Placing contextually related calls to action (CTA) in your content can increase conversions, as their relevancy to the content is high. I’ve seen this tactic increase conversions by more than 20 percent.
If you’re hesitant on this initiative, simply look to Amazon or Groupon’s approach to how they leverage CTAs and related links in their content.
This brings us to an important part of smart content: internal links.
Related on-site links are a huge part of on-page smart content creation and building your website’s authority on the topics the site covers.
These links should be contextual to the content’s primary and secondary keyword targets. These contextual cross-links assist with smart content architecture.
If done correctly, the related links will add value to the audience, and increase your page KPIs, such as time on site and page views per visit, or especially conversions (links to forms and related product).
Additionally, it’s ideal to place the links higher on the page and in the content itself, which emphasizes their importance to Google. These links help to build your website’s topical authority around the subjects.
Be sure to use the keywords in the anchor text (yes this is still important – see what John Mueller from Google has said about the importance of using useful anchor text for internal links).
Additional related links should be placed near the end of the content to push audience and Google to related content on the website.
An example of contextually related links in content can be seen at WhiteHat Security’s Glossary pages:
All of these links, contextual or at the bottom of the article, help Google with crawling and indexing your content as well as sending strong signals to the contextual relationship of the content and topics covered, making cross-linking a huge part of your smart content strategy.
5. Content Architecture
Building a website taxonomy can be an excellent first step in building your content architecture.

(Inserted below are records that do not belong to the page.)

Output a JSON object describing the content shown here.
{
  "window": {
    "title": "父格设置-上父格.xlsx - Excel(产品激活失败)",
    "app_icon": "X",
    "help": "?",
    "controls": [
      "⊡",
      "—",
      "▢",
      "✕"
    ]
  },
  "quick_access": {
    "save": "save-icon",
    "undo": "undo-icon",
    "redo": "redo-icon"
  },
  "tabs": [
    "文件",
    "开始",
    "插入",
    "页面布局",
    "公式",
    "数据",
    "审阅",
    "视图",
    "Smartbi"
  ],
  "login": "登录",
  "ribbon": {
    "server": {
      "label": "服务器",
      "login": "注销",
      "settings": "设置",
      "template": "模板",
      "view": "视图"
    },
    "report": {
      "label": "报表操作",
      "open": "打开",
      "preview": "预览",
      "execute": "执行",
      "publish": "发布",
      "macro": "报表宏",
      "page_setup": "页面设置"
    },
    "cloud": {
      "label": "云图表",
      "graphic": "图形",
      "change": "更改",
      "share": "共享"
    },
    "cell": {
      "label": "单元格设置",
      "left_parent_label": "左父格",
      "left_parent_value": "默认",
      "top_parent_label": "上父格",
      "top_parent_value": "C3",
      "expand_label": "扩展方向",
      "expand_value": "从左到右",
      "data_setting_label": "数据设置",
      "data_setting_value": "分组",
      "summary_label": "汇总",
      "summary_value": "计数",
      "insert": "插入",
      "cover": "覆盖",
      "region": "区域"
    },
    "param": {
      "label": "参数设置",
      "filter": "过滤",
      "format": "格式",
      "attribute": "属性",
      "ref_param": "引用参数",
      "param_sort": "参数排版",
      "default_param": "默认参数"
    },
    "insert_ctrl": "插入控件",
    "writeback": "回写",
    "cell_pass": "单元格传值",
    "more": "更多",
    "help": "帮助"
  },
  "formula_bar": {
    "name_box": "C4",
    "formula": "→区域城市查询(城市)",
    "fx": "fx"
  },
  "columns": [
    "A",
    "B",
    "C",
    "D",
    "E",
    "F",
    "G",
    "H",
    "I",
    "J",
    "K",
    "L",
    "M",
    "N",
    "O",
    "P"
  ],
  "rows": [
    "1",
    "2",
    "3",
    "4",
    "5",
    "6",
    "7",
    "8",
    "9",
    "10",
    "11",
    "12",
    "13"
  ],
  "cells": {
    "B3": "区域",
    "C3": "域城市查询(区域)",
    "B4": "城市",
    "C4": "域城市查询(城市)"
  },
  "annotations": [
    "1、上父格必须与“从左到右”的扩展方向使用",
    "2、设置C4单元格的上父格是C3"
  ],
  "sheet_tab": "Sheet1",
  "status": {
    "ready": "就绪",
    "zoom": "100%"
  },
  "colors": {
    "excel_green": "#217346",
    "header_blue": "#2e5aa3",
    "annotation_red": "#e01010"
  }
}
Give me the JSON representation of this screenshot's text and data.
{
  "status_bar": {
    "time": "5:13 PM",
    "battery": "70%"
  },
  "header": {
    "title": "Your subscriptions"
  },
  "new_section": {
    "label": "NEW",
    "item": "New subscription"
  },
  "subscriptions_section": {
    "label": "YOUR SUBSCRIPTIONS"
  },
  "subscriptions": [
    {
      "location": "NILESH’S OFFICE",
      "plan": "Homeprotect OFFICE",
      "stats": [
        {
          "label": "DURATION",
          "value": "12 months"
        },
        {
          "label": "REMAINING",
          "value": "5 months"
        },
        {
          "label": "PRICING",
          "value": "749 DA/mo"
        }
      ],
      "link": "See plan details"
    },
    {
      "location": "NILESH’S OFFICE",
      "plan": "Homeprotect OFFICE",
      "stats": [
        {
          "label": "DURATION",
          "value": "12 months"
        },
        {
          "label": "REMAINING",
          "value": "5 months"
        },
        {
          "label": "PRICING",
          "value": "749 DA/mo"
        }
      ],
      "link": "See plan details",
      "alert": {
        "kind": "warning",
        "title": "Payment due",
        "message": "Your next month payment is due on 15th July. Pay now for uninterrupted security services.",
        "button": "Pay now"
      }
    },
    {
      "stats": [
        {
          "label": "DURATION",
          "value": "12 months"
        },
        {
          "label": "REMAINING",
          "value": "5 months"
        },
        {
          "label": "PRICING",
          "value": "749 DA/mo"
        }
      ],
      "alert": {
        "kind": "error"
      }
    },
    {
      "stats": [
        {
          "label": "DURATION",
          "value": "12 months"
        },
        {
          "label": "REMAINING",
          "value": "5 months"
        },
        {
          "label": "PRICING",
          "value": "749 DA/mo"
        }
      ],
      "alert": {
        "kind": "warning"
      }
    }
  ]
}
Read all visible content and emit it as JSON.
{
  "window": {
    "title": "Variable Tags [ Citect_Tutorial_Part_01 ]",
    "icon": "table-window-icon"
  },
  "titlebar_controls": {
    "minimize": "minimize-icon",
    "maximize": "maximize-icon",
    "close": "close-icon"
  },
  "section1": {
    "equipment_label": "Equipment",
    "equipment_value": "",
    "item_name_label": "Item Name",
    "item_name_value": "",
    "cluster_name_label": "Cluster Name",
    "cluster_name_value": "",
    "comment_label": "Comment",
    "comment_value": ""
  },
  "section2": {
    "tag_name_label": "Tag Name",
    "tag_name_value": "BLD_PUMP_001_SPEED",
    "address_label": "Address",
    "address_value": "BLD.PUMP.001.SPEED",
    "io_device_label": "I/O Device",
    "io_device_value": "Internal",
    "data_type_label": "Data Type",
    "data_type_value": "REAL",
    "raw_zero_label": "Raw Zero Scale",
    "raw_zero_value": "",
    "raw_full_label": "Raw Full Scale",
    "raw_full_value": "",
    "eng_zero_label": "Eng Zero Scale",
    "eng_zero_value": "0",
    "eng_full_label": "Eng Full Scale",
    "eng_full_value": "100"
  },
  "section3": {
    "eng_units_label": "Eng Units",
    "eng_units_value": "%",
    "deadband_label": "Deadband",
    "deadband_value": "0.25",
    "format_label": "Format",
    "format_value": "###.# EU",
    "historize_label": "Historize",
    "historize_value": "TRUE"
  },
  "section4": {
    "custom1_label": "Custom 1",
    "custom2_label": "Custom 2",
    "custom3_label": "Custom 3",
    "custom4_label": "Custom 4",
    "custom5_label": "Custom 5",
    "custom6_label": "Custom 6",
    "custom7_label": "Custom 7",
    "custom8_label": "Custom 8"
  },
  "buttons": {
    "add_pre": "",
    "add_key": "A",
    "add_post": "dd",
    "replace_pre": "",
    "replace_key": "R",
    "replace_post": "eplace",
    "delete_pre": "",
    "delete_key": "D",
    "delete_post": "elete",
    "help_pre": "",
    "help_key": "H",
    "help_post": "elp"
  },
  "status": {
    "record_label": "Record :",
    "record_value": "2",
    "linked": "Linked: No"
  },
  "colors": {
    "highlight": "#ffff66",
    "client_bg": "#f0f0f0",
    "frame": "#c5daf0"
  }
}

Either way, developing your website’s user interface to reflect the content silos will help direct your audience to their desired location. It will also provide Google with a crawl path to discover your topical landing pages and the content that they display.
Be sure to use keyword targets in your UX naming conventions.
When done correctly, the building of these silos will emphasize your website’s authority on the content topics covered while providing clear navigation for your audience.
The contextual internal links will assist with your architecture by leading the audience to related content.
Add one contextual link to the content’s primary navigation/category to help Google and the audience understand the content’s relationship to the architecture of the website.
Also, ensure that your breadcrumb navigation is in place throughout your site architecture. Be sure to use schema.org markup as often as you can throughout your website architecture to help provide signals to search engines as they crawl your website.
6. Onsite Content Aggregation
When displaying the content on a category page, the semantic display of relevant content that relates to the content being viewed will help the category page to rank for your keyword cluster targets.
Ensuring that content titles and meta descriptions include your keywords targets helps to build the contextual relevancy of the category page.
If you’ve tagged your content effectively, you can build your website to dynamically display related content. Simply create content aggregators that display based on each page’s primary and secondary topical tags.
When done correctly these links provide semantically related context for the page’s topical coverage and create excellent related cross links for Google and audience to review.
Here’s an example of onsite content aggregation – the “Related Posts” section of Search Engine Journal’s website:
Smart content creation, paired with the development of your website architecture, tagging, content optimization, and internal linking strategies, will produce a highly optimized website that will rank, convert, and delight your audiences.